If we were lucky enough to be able to ask the citizens of ancient Rome how they saw their empire, then almost certainly the view of the Augustan poet Virgil would probably cover the vast majority of current feeling: an empire with no limits. We, in our post-Cold War world, readily deplore the craving of conquest and the cruelty of conquerors. Imperialism, that ageless human concept of acquisitiveness, implies a conscious desire to take and possess, and if it is to carry weight in the historical balance, it must lead to some spectacular and abiding achievement. As westerners we tend to associate, by tradition, Rome with the superior aspects of Latin culture, namely the legacy still with us today in law, administration and language, while those of us who live in Europe, the Levant or North Africa have the added bonus of being surrounded by concrete reminders of its former grandeur. The Roman Empire at its zenith, and at its most confident (roughly, 27 BC to AD 235), covered vast tracts of three continents, Europe, Africa and Asia, encompassed countless cultures, languages and climates, and included nomads and farmers, tribesmen and urbanites, brigands and philosophers. Rome was anticipatory of a world composed of the most diverse elements and people, and its empire would be synonymous with that world at peace.

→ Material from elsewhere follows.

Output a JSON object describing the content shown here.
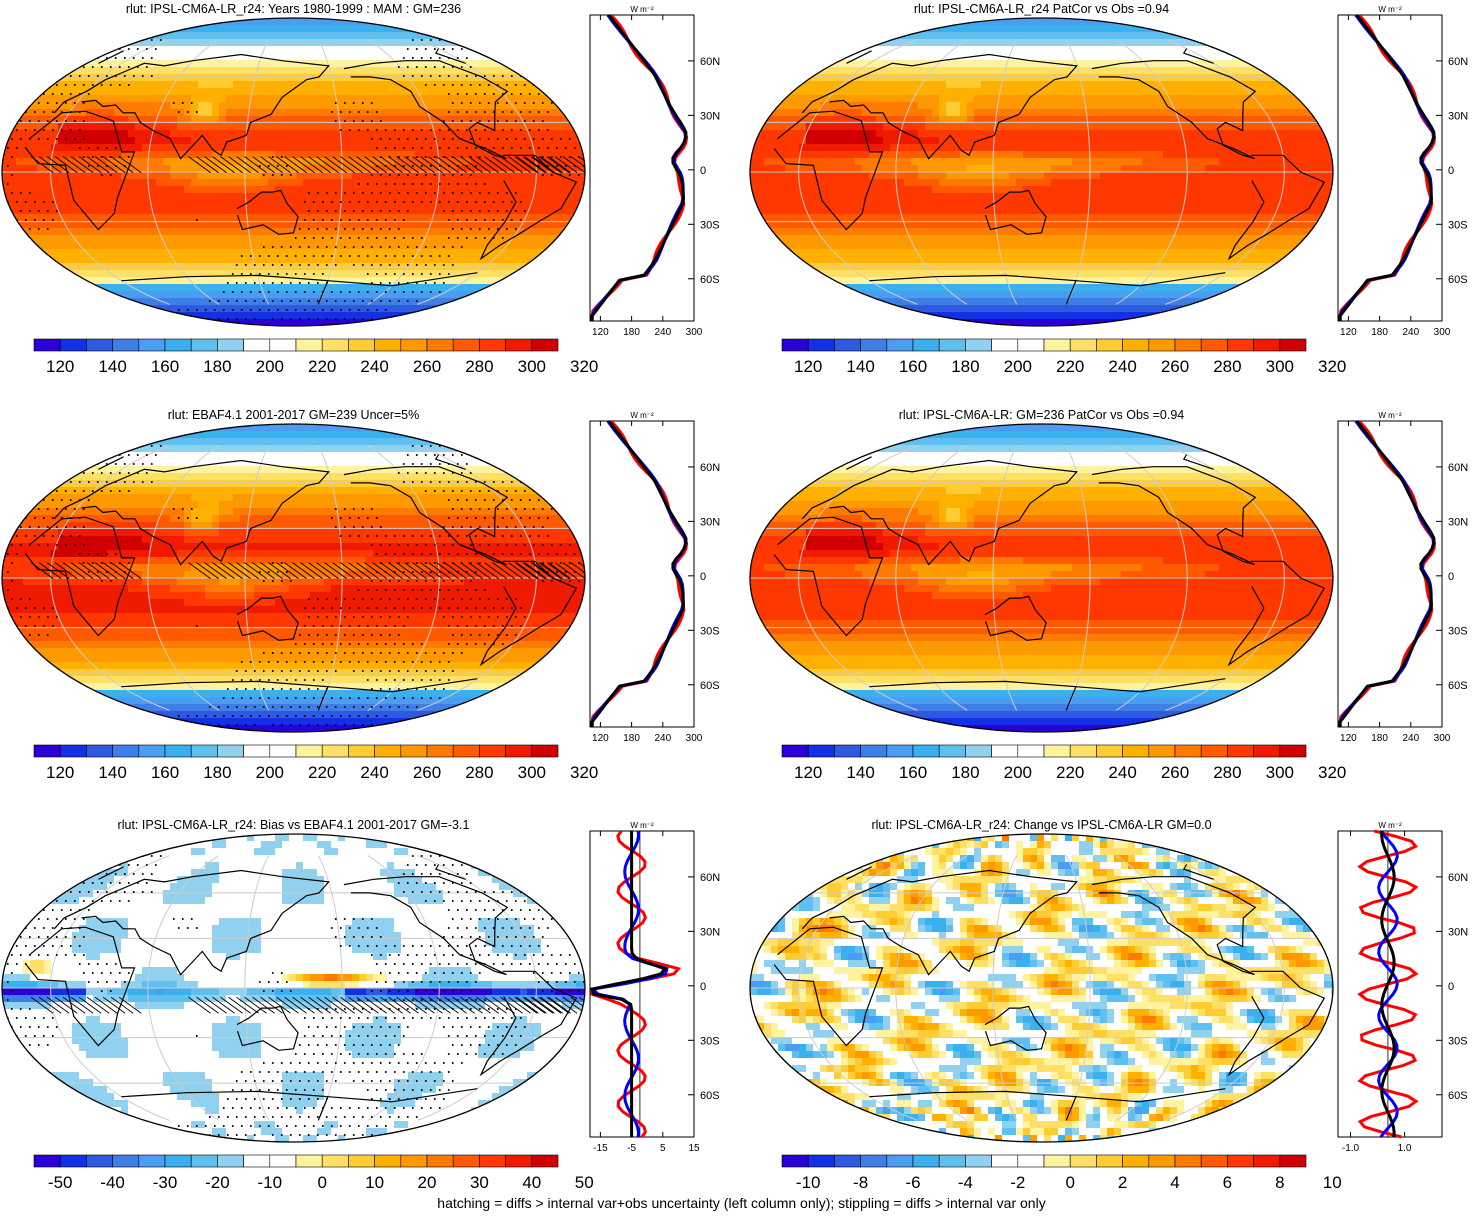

The idiomatic expression pax romana was borrowed from the elder Pliny, the learned Roman admiral who perished during the terrible eruption of Mount Vesuvius in the year AD 79. When he penned it, he was reflecting upon the flora now available to the botanist from all the corners of the world, thanks to the boundless majesty of Roman peace. In Plinys time, peach and apricot trees had just arrived in Italy, the former probably originating from China and the latter from the land we know now as Turkestan. Walnut and almond trees from the east had only recently arrived, as had the quince bush from Crete. Naturally all this talk of seeds, cuttings and grafts ignores the fact that empire had to be bought with the coin of human degradation: murder, brutality, starvation, dispossession.
Repugnant though this is, the pax romana is not to be sniffed at, more so if we consider the terrible plight of our own world today, where universal peace appears to remain a mere will o the wisp. Conflict is as much a part of the contemporary world as ever, and we are all, either through actual experience or through mediated experience, the children of war. Though certainly not as happy and prosperous as the supposed golden age of Edward Gibbon, the population of the Roman Empire, despite notable exceptions, was at least to enjoy relative quiet for two-and-a-half centuries. This was something new, as yet to be repeated, to the human condition. Even so, there is something else. Empires are not acquired in a fit of absence of mind, but through a conscious policy of expansion.
In its broad outline, the manifest destiny of Rome was devastatingly simple. The mood of the time, if correctly reflected in the literature of the day, leans unmistakably toward irresistible expansion beyond the confines of the Italian peninsula on the grounds of mission, decreed fortune, and divine will. Romes greatest orator, Cicero, gave it an air of the miraculous when he blustered that Romulus had from the outset the divine inspiration to make his city the seat of a mighty empire.